Compared with a Mercedes C-class, a car of similar size but substantially higher price, a humble Ford Mondeo is as roomy, as comfortable, as fast, as good to drive, handles as well, rides as well, steers as well, and has a higher level of luxury unless you resort to expensive Mercedes options.

Apart from slightly finer-quality materials and slightly better assembly - to the advantage of longevity - the C-class has no advantages. In sum, people buy the Mercedes for style and statement, not substance or sense. Move up the Mercedes range, and the differences compared with mainstream Fords start to magnify. An E-class is a better car all-round than a Mondeo. But then so it should be, for double the money.

This modern-day near-parity of the prestige and mass makers is not just true of Fords or Mercedes, although these serve as fine examples (Fords have improved more than most mass-made cars, just as Mercedes, mindful of turning in better profits, has started to cut back on the thoroughness and obsessiveness of its once-legendary build quality). Generally, any late Western European or Japanese family car will do as good a job as a prestige brand. In some ways - especially in roominess and luxury features - better.

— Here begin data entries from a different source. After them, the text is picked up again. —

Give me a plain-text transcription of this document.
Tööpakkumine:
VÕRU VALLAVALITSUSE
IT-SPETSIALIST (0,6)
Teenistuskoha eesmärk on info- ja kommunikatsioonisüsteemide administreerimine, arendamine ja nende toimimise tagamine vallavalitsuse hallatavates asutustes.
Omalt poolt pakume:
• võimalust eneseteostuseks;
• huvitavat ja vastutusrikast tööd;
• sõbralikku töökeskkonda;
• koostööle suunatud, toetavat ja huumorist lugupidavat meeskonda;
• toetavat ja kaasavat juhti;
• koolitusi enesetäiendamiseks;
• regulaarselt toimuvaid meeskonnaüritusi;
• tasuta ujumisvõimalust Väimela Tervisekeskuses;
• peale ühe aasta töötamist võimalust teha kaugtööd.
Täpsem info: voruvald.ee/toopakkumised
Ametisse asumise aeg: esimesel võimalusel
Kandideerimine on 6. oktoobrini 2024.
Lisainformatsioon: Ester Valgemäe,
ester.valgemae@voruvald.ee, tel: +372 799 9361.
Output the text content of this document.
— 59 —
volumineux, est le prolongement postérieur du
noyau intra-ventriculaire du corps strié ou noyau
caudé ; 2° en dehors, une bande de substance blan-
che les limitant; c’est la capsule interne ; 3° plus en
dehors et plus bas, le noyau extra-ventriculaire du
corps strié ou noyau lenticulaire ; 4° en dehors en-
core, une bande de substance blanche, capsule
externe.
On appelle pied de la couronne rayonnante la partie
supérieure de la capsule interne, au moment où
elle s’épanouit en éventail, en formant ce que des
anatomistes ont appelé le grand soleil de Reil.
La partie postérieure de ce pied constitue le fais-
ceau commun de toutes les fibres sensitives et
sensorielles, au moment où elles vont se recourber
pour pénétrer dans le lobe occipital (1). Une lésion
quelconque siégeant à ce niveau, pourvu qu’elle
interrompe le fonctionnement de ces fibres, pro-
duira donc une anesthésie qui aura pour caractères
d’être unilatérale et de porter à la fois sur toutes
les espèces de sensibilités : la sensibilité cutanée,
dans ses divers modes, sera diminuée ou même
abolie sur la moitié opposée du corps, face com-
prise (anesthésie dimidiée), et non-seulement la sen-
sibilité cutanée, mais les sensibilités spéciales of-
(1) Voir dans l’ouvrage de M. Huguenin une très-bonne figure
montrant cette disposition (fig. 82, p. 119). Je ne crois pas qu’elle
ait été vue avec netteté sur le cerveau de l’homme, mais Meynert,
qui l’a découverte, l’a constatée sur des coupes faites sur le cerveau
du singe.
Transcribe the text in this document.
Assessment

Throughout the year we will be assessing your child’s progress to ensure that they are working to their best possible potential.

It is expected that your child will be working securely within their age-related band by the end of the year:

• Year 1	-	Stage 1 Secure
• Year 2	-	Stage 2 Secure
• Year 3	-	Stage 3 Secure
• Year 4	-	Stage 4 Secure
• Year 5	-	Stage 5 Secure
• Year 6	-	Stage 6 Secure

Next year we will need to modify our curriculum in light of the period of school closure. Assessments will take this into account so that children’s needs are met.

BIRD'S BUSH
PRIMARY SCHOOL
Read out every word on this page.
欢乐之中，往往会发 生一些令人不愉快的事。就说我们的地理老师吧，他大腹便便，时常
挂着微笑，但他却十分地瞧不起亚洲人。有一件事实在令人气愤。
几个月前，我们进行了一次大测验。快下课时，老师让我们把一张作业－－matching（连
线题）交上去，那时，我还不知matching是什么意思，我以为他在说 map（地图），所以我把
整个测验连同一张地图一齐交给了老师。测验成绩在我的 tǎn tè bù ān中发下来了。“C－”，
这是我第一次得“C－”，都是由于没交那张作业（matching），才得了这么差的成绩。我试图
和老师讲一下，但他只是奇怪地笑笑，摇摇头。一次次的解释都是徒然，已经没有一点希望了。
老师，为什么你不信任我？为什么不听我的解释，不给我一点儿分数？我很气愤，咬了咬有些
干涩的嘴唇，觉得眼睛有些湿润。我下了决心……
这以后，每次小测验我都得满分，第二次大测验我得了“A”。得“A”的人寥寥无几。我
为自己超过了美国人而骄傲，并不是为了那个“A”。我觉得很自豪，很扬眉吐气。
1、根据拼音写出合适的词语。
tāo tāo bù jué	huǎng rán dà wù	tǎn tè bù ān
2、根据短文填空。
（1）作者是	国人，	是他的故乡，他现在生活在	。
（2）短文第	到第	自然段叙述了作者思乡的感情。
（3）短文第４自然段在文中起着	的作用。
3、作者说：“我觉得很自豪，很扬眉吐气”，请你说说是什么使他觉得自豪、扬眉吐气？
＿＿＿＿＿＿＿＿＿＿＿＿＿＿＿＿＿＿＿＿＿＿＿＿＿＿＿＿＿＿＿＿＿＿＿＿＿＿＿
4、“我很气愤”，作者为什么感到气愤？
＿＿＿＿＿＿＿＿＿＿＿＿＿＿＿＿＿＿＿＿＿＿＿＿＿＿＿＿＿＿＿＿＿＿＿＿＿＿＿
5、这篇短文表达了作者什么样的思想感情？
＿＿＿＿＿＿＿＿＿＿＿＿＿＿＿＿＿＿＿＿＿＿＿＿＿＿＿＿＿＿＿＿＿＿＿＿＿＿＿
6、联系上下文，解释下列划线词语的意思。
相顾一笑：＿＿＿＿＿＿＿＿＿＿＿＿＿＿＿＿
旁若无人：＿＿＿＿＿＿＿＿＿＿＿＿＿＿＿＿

The reason is simple: cars, especially the cheaper ones, just keep on getting better. Thanks to the wonders of low-cost volume production, allied to our increasing affluence, we can now afford cars that offer luxury car quality and features at mass-produced prices. As an upshot, luxury makers have to become more cost effective to compete - thus they resort more to mass production, reducing their high-class qualities. The result is increasing convergence.

Yet, ironically, we covet luxury brand names more and more. While sales of mid- and particularly upper-range Fords suffer, sales of Mercedes and BMW and Audis are booming - especially their lower priced offerings which, although still pricier, are targeted at the mass makers. It seems that, as we become more affluent, so we wish to advertise that achievement - even though we may be wasting our money.

Never mind: the good news for those disinclined to pay the badge game is that you're now getting more car for your money than ever before.